For some, selling homemade goods and work-from-home services or hosting online fundraisers may be their only means of generating the funds to get to a safer situation—even if they don’t explicitly state that. Some people have a huge stigma against giving cash to others, even if they are able to afford it. That stigma is amplified when the person in question is currently using drugs or has a known history of use. How you share your money is your own choice, and nobody has the right to demand you use it in any particular way—but I would like to urge you to consider the extenuating circumstances posed by the pandemic, and the fact that many formal emergency charity services are unable to reach the most vulnerable among us. Asking for money is never easy; if you see someone doing it, they are more likely to be in desperate need than lazy or unproductive.
People Use Drugs to Cope
The fact that people use drugs to cope is nothing new, nor is the fact that there is a high correlation between experiencing intimate partner violence and engaging in both substance use and problematic substance use. Problematic drug use also appears to have gone up during 2020; although final national data are not yet in, jurisdictions around the United States have recorded worrisome spikes in fatal overdoses, as well as increased self-reports of substance use, including alcohol. Although we do not have official confirmation that domestic violence has played a role in the uptick we’re seeing, that doesn’t mean there’s no correlation.

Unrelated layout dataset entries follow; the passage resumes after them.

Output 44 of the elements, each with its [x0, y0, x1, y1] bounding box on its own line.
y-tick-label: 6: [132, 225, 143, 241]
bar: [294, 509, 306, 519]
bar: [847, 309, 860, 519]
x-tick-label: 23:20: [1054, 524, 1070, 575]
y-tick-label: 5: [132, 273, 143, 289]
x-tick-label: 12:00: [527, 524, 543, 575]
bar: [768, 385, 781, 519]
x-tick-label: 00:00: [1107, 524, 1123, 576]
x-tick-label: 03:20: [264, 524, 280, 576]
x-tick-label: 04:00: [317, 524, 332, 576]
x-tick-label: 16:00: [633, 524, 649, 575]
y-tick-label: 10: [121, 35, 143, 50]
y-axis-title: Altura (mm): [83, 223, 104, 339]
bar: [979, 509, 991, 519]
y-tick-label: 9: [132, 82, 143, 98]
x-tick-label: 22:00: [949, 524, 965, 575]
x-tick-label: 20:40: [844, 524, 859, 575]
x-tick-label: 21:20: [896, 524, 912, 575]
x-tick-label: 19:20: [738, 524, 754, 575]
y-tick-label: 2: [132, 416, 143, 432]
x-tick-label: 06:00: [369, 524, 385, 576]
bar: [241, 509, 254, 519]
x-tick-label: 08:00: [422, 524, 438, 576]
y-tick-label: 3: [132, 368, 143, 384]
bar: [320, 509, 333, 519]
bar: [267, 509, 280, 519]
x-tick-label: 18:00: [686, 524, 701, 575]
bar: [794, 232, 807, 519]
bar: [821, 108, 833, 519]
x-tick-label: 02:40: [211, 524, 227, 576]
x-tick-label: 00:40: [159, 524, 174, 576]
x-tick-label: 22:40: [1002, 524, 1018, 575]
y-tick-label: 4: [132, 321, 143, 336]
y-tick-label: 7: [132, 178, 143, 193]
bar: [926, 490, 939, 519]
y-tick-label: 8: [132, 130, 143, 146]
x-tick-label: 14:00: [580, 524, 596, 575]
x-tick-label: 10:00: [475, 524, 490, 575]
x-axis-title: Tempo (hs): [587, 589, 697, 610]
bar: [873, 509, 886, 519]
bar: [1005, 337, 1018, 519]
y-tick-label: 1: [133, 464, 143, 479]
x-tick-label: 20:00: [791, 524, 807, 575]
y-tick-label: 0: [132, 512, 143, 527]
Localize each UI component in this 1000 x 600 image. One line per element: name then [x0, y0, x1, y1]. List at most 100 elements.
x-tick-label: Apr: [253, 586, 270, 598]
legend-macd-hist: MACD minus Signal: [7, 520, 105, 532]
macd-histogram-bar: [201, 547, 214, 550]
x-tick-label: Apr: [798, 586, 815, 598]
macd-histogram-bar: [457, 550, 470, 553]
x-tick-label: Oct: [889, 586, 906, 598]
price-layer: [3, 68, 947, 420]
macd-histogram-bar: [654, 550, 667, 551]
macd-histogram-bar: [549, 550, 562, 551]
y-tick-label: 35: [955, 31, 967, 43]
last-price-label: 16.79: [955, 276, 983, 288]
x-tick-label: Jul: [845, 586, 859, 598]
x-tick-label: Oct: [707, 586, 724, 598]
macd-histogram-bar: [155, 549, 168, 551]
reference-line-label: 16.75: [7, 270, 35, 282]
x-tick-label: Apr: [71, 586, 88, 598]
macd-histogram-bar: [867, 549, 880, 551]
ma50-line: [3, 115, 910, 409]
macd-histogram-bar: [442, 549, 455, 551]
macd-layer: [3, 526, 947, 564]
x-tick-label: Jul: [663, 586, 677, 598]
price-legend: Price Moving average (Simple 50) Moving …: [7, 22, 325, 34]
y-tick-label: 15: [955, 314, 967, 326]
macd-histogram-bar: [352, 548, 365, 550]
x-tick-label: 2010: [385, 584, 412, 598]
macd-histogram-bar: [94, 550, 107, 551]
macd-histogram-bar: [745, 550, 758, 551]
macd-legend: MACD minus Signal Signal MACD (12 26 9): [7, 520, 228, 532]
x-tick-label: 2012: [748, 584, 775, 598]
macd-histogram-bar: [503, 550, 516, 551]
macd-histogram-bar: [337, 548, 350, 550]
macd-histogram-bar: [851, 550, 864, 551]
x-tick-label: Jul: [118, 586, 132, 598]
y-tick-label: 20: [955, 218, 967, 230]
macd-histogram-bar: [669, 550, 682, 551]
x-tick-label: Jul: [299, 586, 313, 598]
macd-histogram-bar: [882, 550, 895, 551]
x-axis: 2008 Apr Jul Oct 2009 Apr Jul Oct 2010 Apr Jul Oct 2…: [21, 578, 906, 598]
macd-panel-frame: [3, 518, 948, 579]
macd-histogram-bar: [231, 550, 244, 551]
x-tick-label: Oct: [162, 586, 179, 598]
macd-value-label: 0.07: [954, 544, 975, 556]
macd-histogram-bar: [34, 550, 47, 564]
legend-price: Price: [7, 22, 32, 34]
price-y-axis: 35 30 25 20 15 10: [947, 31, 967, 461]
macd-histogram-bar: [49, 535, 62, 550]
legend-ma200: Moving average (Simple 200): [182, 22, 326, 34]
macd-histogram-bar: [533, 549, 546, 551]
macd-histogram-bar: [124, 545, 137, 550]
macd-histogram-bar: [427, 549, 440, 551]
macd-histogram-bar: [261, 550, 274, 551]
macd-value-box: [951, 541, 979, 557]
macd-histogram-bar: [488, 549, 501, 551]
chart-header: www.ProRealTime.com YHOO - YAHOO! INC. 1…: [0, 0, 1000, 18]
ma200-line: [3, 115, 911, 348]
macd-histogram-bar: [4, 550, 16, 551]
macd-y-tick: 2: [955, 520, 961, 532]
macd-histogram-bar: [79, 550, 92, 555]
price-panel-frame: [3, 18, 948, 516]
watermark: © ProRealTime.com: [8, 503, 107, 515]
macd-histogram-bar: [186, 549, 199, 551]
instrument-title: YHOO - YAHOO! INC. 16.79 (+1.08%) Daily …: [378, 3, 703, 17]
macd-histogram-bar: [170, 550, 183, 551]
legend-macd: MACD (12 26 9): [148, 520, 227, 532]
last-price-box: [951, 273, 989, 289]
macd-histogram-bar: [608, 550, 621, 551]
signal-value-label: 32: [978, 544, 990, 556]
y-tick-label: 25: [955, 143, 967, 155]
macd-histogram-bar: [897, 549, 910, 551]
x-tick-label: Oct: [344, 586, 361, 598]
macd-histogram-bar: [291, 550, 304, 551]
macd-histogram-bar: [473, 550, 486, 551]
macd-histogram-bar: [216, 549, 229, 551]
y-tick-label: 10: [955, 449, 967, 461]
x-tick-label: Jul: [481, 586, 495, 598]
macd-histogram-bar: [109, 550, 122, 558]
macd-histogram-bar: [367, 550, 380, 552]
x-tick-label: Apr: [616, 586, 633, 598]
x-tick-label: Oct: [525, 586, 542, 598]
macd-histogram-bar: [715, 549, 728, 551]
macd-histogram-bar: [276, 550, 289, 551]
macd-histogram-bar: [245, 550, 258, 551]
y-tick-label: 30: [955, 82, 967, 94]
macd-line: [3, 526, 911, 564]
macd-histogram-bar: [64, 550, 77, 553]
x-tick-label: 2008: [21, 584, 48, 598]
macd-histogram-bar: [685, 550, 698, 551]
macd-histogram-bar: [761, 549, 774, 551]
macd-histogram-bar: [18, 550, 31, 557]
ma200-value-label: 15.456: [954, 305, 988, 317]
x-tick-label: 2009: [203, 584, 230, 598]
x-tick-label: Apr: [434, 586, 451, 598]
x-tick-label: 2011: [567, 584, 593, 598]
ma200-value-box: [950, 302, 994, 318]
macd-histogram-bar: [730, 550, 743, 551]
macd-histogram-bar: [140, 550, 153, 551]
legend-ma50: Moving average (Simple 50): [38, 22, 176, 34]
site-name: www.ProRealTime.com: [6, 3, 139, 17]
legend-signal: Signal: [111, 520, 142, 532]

It’s generally a good rule of thumb not to judge someone who is using drugs in a manner you perceive as destructive: besides the reality that they may view their use through a radically different lens, the choice to use a substance is dynamic and ever-evolving based on the equally dynamic circumstances of their personal life. Add the dual trauma of a pandemic and a violent relationship into the mix, and you have an equation that, for some, may result in substance use.
If you’re concerned about their use, try sharing your concerns in a compassionate, non-judgmental manner, and making sure (to the best of your abilities) that they are consuming drugs in a safe manner that mitigates the risk of fatal overdose and disease. An earlier blog post I wrote for WorkIt Health last year discusses some harm reduction tips. You can also look to orgs like the Harm Reduction Coalition, Urban Survivor’s Union, the People’s Harm Reduction Alliance, and more for more tips and information on harm reduction.